We should not return undefined for most properties on a detached Window. WebKit currently only exposes "closed" and "close" properties on detached / frameless windows. However, this does not match the HTML specification [1] or the behavior of Firefox and Chrome.
<rdar://problem/36162489>
Created attachment 330756 [details] Patch
Comment on attachment 330756 [details] Patch View in context: https://bugs.webkit.org/attachment.cgi?id=330756&action=review > LayoutTests/fast/frames/detached-frame-property.html:37 > + // Both Chrome and Firefox disagree with us and return a valid object. I'll look into this in a follow-up.
Comment on attachment 330756 [details] Patch View in context: https://bugs.webkit.org/attachment.cgi?id=330756&action=review > LayoutTests/fast/frames/detached-frame-property-expected.txt:16 > +PASS !detachedWindow.navigator is true How about detachedWindow.location? Is it null? If it's not null, what happens when you try to navigate? How about other methods like alert, confirm, etc...?

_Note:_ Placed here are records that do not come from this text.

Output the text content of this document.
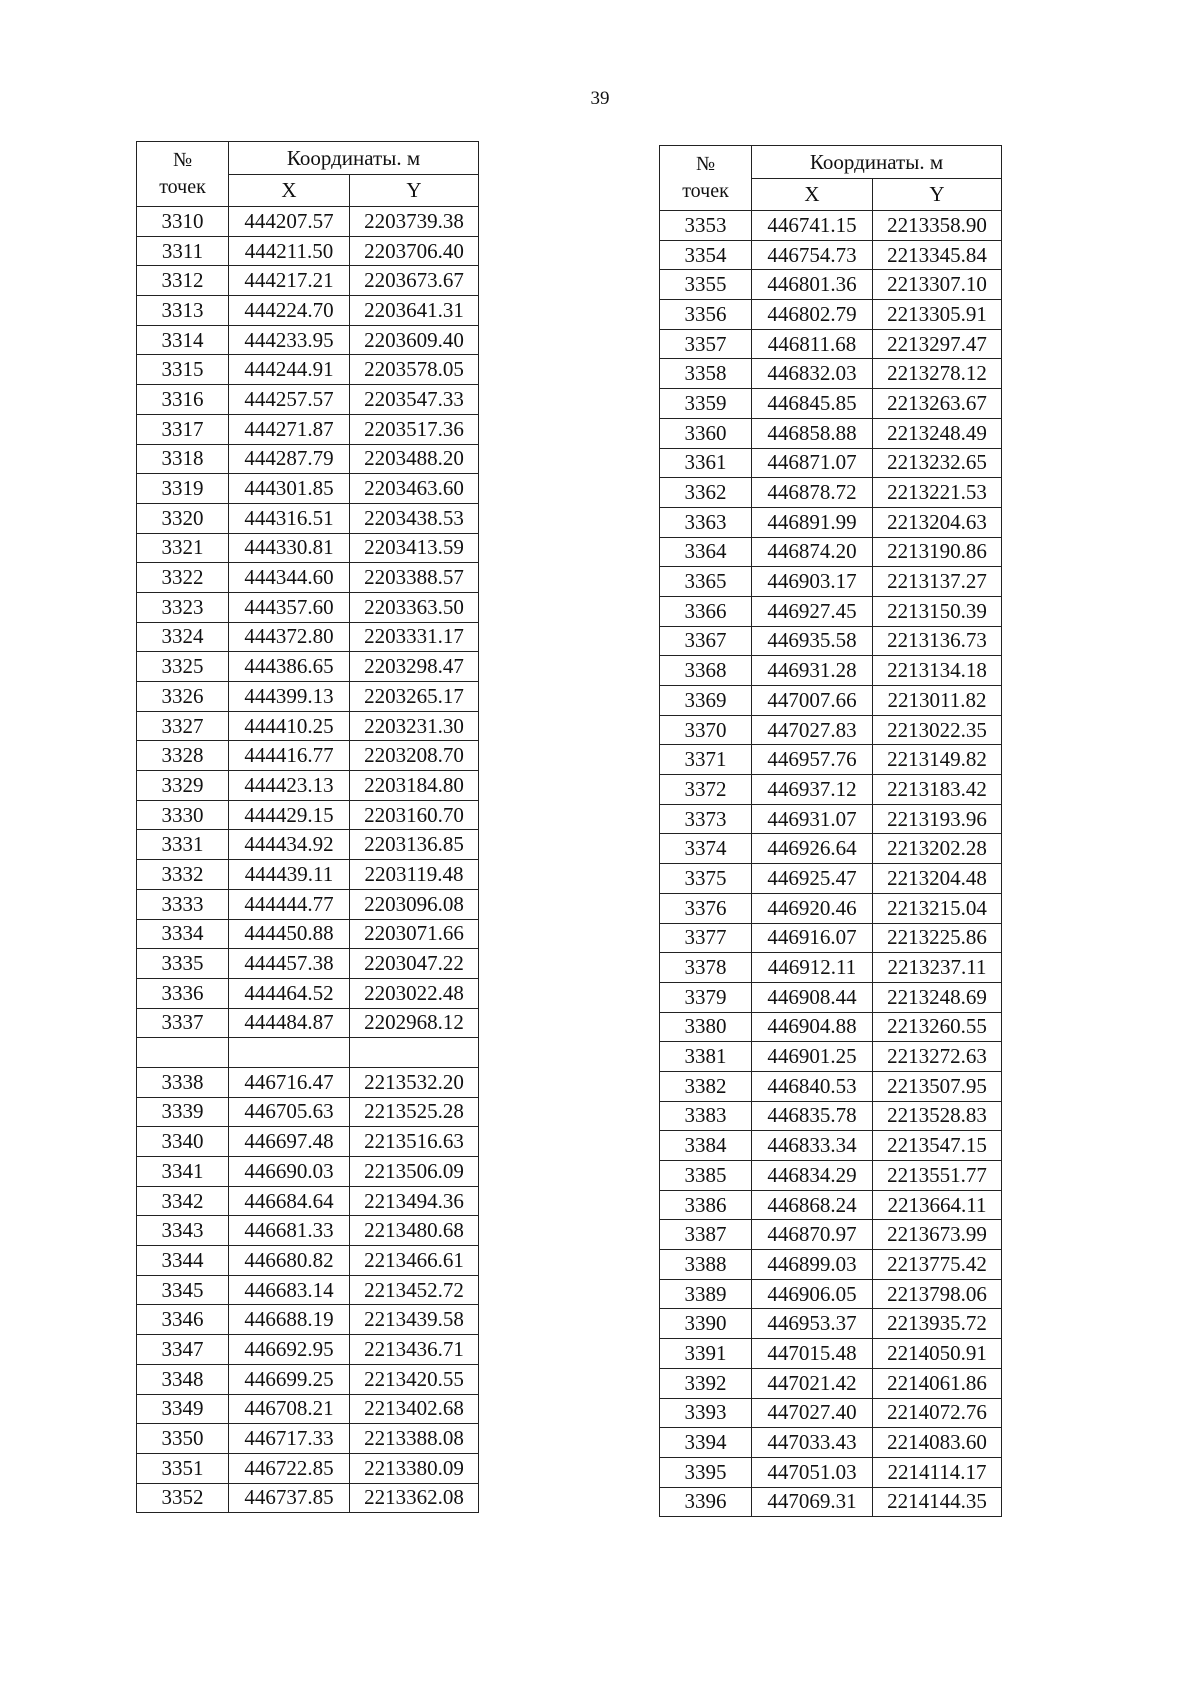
39
№
точек	Координаты. м	
	X	Y
3310	444207.57	2203739.38
3311	444211.50	2203706.40
3312	444217.21	2203673.67
3313	444224.70	2203641.31
3314	444233.95	2203609.40
3315	444244.91	2203578.05
3316	444257.57	2203547.33
3317	444271.87	2203517.36
3318	444287.79	2203488.20
3319	444301.85	2203463.60
3320	444316.51	2203438.53
3321	444330.81	2203413.59
3322	444344.60	2203388.57
3323	444357.60	2203363.50
3324	444372.80	2203331.17
3325	444386.65	2203298.47
3326	444399.13	2203265.17
3327	444410.25	2203231.30
3328	444416.77	2203208.70
3329	444423.13	2203184.80
3330	444429.15	2203160.70
3331	444434.92	2203136.85
3332	444439.11	2203119.48
3333	444444.77	2203096.08
3334	444450.88	2203071.66
3335	444457.38	2203047.22
3336	444464.52	2203022.48
3337	444484.87	2202968.12

3338	446716.47	2213532.20
3339	446705.63	2213525.28
3340	446697.48	2213516.63
3341	446690.03	2213506.09
3342	446684.64	2213494.36
3343	446681.33	2213480.68
3344	446680.82	2213466.61
3345	446683.14	2213452.72
3346	446688.19	2213439.58
3347	446692.95	2213436.71
3348	446699.25	2213420.55
3349	446708.21	2213402.68
3350	446717.33	2213388.08
3351	446722.85	2213380.09
3352	446737.85	2213362.08
№
точек	Координаты. м	
	X	Y
3353	446741.15	2213358.90
3354	446754.73	2213345.84
3355	446801.36	2213307.10
3356	446802.79	2213305.91
3357	446811.68	2213297.47
3358	446832.03	2213278.12
3359	446845.85	2213263.67
3360	446858.88	2213248.49
3361	446871.07	2213232.65
3362	446878.72	2213221.53
3363	446891.99	2213204.63
3364	446874.20	2213190.86
3365	446903.17	2213137.27
3366	446927.45	2213150.39
3367	446935.58	2213136.73
3368	446931.28	2213134.18
3369	447007.66	2213011.82
3370	447027.83	2213022.35
3371	446957.76	2213149.82
3372	446937.12	2213183.42
3373	446931.07	2213193.96
3374	446926.64	2213202.28
3375	446925.47	2213204.48
3376	446920.46	2213215.04
3377	446916.07	2213225.86
3378	446912.11	2213237.11
3379	446908.44	2213248.69
3380	446904.88	2213260.55
3381	446901.25	2213272.63
3382	446840.53	2213507.95
3383	446835.78	2213528.83
3384	446833.34	2213547.15
3385	446834.29	2213551.77
3386	446868.24	2213664.11
3387	446870.97	2213673.99
3388	446899.03	2213775.42
3389	446906.05	2213798.06
3390	446953.37	2213935.72
3391	447015.48	2214050.91
3392	447021.42	2214061.86
3393	447027.40	2214072.76
3394	447033.43	2214083.60
3395	447051.03	2214114.17
3396	447069.31	2214144.35
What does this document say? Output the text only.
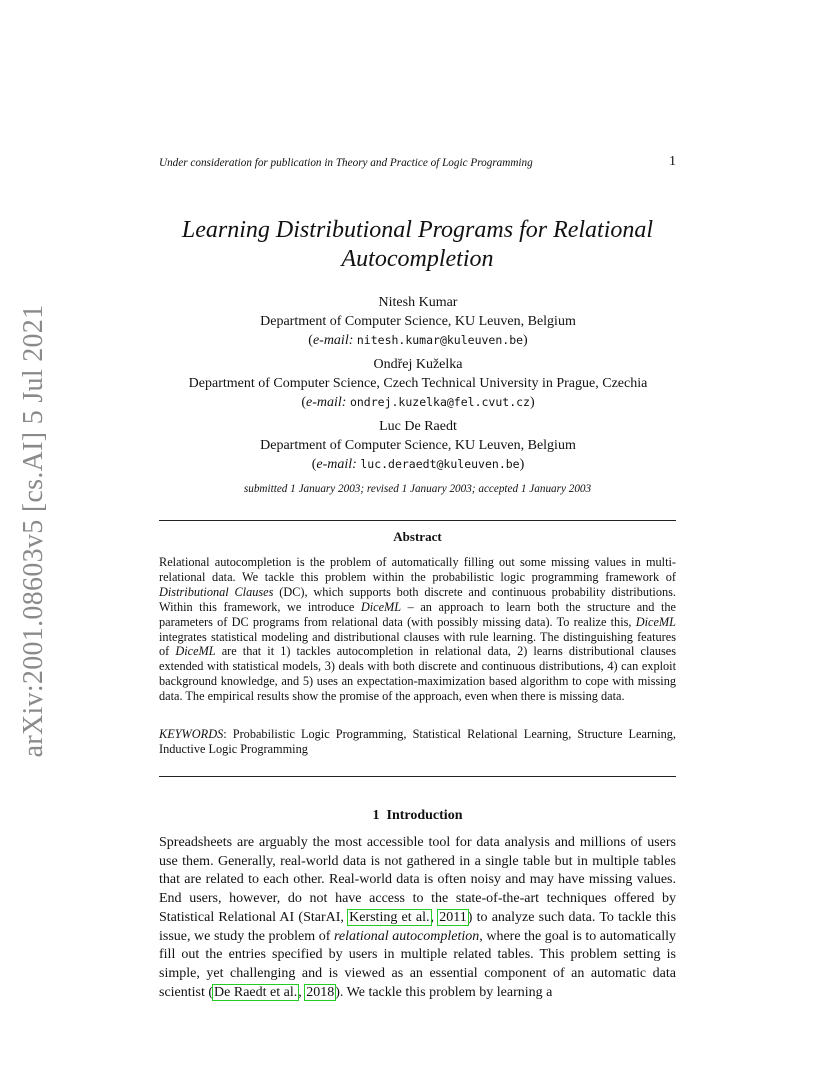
arXiv:2001.08603v5 [cs.AI] 5 Jul 2021
Under consideration for publication in Theory and Practice of Logic Programming	1
Learning Distributional Programs for Relational
Autocompletion
Nitesh Kumar
Department of Computer Science, KU Leuven, Belgium
(e-mail: nitesh.kumar@kuleuven.be)
Ondřej Kuželka
Department of Computer Science, Czech Technical University in Prague, Czechia
(e-mail: ondrej.kuzelka@fel.cvut.cz)
Luc De Raedt
Department of Computer Science, KU Leuven, Belgium
(e-mail: luc.deraedt@kuleuven.be)
submitted 1 January 2003; revised 1 January 2003; accepted 1 January 2003
Abstract
Relational autocompletion is the problem of automatically filling out some missing values in multi-relational data. We tackle this problem within the probabilistic logic programming framework of Distributional Clauses (DC), which supports both discrete and continuous probability distributions. Within this framework, we introduce DiceML – an approach to learn both the structure and the parameters of DC programs from relational data (with possibly missing data). To realize this, DiceML integrates statistical modeling and distributional clauses with rule learning. The distinguishing features of DiceML are that it 1) tackles autocompletion in relational data, 2) learns distributional clauses extended with statistical models, 3) deals with both discrete and continuous distributions, 4) can exploit background knowledge, and 5) uses an expectation-maximization based algorithm to cope with missing data. The empirical results show the promise of the approach, even when there is missing data.
KEYWORDS: Probabilistic Logic Programming, Statistical Relational Learning, Structure Learning, Inductive Logic Programming
1 Introduction
Spreadsheets are arguably the most accessible tool for data analysis and millions of users use them. Generally, real-world data is not gathered in a single table but in multiple tables that are related to each other. Real-world data is often noisy and may have missing values. End users, however, do not have access to the state-of-the-art techniques offered by Statistical Relational AI (StarAI, Kersting et al., 2011) to analyze such data. To tackle this issue, we study the problem of relational autocompletion, where the goal is to automatically fill out the entries specified by users in multiple related tables. This problem setting is simple, yet challenging and is viewed as an essential component of an automatic data scientist (De Raedt et al., 2018). We tackle this problem by learning a
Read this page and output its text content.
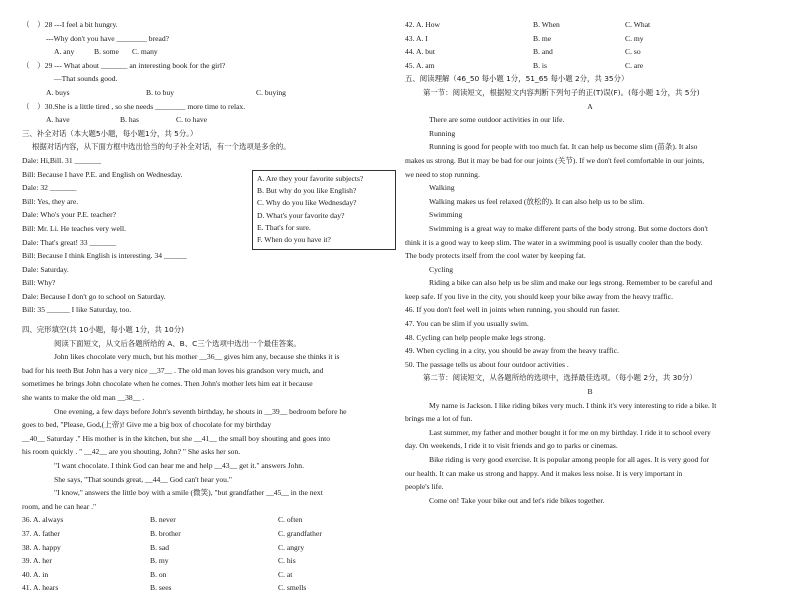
（　）28 ---I feel a bit hungry.
---Why don't you have ________ bread?
A. any	B. some	C. many
（　）29 --- What about _______ an interesting book for the girl?
—That sounds good.
A. buys	B. to buy	C. buying
（　）30.She is a little tired , so she needs ________ more time to relax.
A. have	B. has	C. to have
三、补全对话（本大题5小题，每小题1分，共 5分。）
根据对话内容，从下面方框中选出恰当的句子补全对话，有一个选项是多余的。
Dale: Hi,Bill. 31 _______
Bill: Because I have P.E. and English on Wednesday.
Dale: 32 _______
Bill: Yes, they are.
Dale: Who's your P.E. teacher?
Bill: Mr. Li. He teaches very well.
Dale: That's great! 33 _______
Bill: Because I think English is interesting. 34 ______
Dale: Saturday.
Bill: Why?
Dale: Because I don't go to school on Saturday.
Bill: 35 ______ I like Saturday, too.
A. Are they your favorite subjects?
B. But why do you like English?
C. Why do you like Wednesday?
D. What's your favorite day?
E. That's for sure.
F. When do you have it?
四、完形填空(共 10小题，每小题 1分，共 10分)
阅读下面短文，从文后各题所给的 A、B、C三个选项中选出一个最佳答案。
John likes chocolate very much, but his mother __36__ gives him any, because she thinks it is
bad for his teeth But John has a very nice __37__ . The old man loves his grandson very much, and
sometimes he brings John chocolate when he comes. Then John's mother lets him eat it because
she wants to make the old man __38__ .
One evening, a few days before John's seventh birthday, he shouts in __39__ bedroom before he
goes to bed, "Please, God,(上帝)! Give me a big box of chocolate for my birthday
__40__ Saturday ." His mother is in the kitchen, but she __41__ the small boy shouting and goes into
his room quickly . " __42__ are you shouting, John? " She asks her son.
"I want chocolate. I think God can hear me and help __43__ get it." answers John.
She says, "That sounds great, __44__ God can't hear you."
"I know," answers the little boy with a smile (微笑), "but grandfather __45__ in the next
room, and he can hear ."
36. A. always	B. never	C. often
37. A. father	B. brother	C. grandfather
38. A. happy	B. sad	C. angry
39. A. her	B. my	C. his
40. A. in	B. on	C. at
41. A. hears	B. sees	C. smells
42. A. How	B. When	C. What
43. A. I	B. me	C. my
44. A. but	B. and	C. so
45. A. am	B. is	C. are
五、阅读理解（46_50 每小题 1分，51_65 每小题 2分，共 35分）
第一节：阅读短文，根据短文内容判断下列句子的正(T)误(F)。(每小题 1分，共 5分)
A
There are some outdoor activities in our life.
Running
Running is good for people with too much fat. It can help us become slim (苗条). It also
makes us strong. But it may be bad for our joints (关节). If we don't feel comfortable in our joints,
we need to stop running.
Walking
Walking makes us feel relaxed (放松的). It can also help us to be slim.
Swimming
Swimming is a great way to make different parts of the body strong. But some doctors don't
think it is a good way to keep slim. The water in a swimming pool is usually cooler than the body.
The body protects itself from the cool water by keeping fat.
Cycling
Riding a bike can also help us be slim and make our legs strong. Remember to be careful and
keep safe. If you live in the city, you should keep your bike away from the heavy traffic.
46. If you don't feel well in joints when running, you should run faster.
47. You can be slim if you usually swim.
48. Cycling can help people make legs strong.
49. When cycling in a city, you should be away from the heavy traffic.
50. The passage tells us about four outdoor activities .
第二节：阅读短文，从各题所给的选项中，选择最佳选项。（每小题 2分，共 30分）
B
My name is Jackson. I like riding bikes very much. I think it's very interesting to ride a bike. It
brings me a lot of fun.
Last summer, my father and mother bought it for me on my birthday. I ride it to school every
day. On weekends, I ride it to visit friends and go to parks or cinemas.
Bike riding is very good exercise. It is popular among people for all ages. It is very good for
our health. It can make us strong and happy. And it makes less noise. It is very important in
people's life.
Come on! Take your bike out and let's ride bikes together.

Comment on attachment 330756 [details] Patch View in context: https://bugs.webkit.org/attachment.cgi?id=330756&action=review >> LayoutTests/fast/frames/detached-frame-property-expected.txt:16 >> +PASS !detachedWindow.navigator is true > > How about detachedWindow.location? > Is it null? If it's not null, what happens when you try to navigate? > > How about other methods like alert, confirm, etc...? Location is tested below and is null. This is not as per spec and does not match other browsers (which keep returning the location object). I will look into returning a valid object for location in a follow-up as I already commented below. Note that we do not allow anything new here, you could already store frame.contentWindow or frame.contentWindow.location or (or other window properties) in a local variable, then detach the frame, then use that local variable. Therefore, we already deal with these objects being used without a frame. In the case of window.alert / confirm, they return early when m_frame is null. As I said, we already handle this fine because JS could already call these operations on a frameless window by simply storing the operation in a local variable, then detached the frame and call the operation on the frameless window.
Comment on attachment 330756 [details] Patch View in context: https://bugs.webkit.org/attachment.cgi?id=330756&action=review >>> LayoutTests/fast/frames/detached-frame-property-expected.txt:16 >>> +PASS !detachedWindow.navigator is true >> >> How about detachedWindow.location? >> Is it null? If it's not null, what happens when you try to navigate? >> >> How about other methods like alert, confirm, etc...? > > Location is tested below and is null. This is not as per spec and does not match other browsers (which keep returning the location object). I will look into returning a valid object for location in a follow-up as I already commented below. > > Note that we do not allow anything new here, you could already store frame.contentWindow or frame.contentWindow.location or (or other window properties) in a local variable, then detach the frame, then use that local variable. Therefore, we already deal with these objects being used without a frame. > > In the case of window.alert / confirm, they return early when m_frame is null. As I said, we already handle this fine because JS could already call these operations on a frameless window by simply storing the operation in a local variable, then detached the frame and call the operation on the frameless window. E.g. window.alert on a detached window was already easy to achieve via: window.alert.call(aDetachedWindow, "test")
Comment on attachment 330756 [details] Patch Sounds good to me.
Comment on attachment 330756 [details] Patch Clearing flags on attachment: 330756 Committed r226676: <https://trac.webkit.org/changeset/226676>
All reviewed patches have been landed. Closing bug.